Motif FoodWorks, a food tech startup based in Boston that has received investment from the major dairy company Fonterra, recently signed an exclusive licensing deal to use a unique food processing technology Marangoni developed using zein.

Motif’s CEO, Jonathan McIntyre, told me their newly acquired tech will enable them to make a stretchy, gooey vegan cheese that’s better than what’s currently on the market. “This technology doesn’t solve all problems in plant-based cheese,” he said, and that “there are other aspects, like mouthfeel and creaminess” that they’re using other tools to address.

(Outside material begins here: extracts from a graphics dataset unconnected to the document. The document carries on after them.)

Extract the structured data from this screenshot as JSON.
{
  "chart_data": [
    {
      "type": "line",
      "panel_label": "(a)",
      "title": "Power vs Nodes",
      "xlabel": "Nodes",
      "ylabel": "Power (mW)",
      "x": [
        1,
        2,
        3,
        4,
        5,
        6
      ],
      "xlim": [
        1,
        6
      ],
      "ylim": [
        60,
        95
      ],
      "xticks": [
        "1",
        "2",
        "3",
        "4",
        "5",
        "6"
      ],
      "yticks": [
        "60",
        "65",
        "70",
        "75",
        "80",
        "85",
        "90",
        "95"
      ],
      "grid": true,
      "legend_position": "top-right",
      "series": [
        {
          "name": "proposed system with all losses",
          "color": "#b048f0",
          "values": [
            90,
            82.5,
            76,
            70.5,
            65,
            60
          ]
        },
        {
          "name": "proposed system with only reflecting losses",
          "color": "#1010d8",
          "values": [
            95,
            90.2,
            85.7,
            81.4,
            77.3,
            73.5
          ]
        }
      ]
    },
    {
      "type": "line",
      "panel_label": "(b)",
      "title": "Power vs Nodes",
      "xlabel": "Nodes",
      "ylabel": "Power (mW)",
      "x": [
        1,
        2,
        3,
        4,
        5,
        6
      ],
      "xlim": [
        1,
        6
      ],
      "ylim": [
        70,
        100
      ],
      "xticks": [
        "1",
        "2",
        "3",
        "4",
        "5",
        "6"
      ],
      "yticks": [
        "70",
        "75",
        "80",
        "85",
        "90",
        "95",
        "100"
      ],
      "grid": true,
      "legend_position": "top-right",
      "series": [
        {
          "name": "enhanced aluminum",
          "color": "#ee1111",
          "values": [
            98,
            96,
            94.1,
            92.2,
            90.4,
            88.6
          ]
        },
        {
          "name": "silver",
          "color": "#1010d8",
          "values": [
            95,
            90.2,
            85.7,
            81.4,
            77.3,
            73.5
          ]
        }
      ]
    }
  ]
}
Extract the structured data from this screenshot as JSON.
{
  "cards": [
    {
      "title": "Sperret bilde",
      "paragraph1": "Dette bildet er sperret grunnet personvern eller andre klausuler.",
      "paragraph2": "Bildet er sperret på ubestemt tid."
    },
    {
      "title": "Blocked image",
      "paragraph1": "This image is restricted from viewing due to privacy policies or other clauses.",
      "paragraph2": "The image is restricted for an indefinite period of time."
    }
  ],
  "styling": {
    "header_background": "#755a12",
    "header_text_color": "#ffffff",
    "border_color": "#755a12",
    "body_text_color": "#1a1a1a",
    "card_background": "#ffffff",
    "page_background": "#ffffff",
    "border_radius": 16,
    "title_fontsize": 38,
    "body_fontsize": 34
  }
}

McIntyre isn’t yet sure whether Motif will develop its own products, work with a dairy company to make a plant-based product, or partner with an existing plant-based cheese company to upgrade its own, but he does envision it being used on nachos and, of course, pizza. You can see it in action below or here.

Given all the hype around plant-based food, it may come as no surprise that there are dozens more startups racing to make convincing cheese alternatives — but Impossible Foods isn’t one of them. While it is developing Impossible Milk, a spokesperson told me the company won’t be selling Impossible Cheese anytime soon.

Then there’s Oatly, which recently told Bloomberg it’s making “good progress” on developing oat-based cheese products, though its CEO didn’t specify what kinds. Given the $1.4 billion the company raised from last month’s IPO, it seems like it should have the resources to raise the bar on plant-based cheese, and a devoted customer base who will likely be curious enough to give it a try.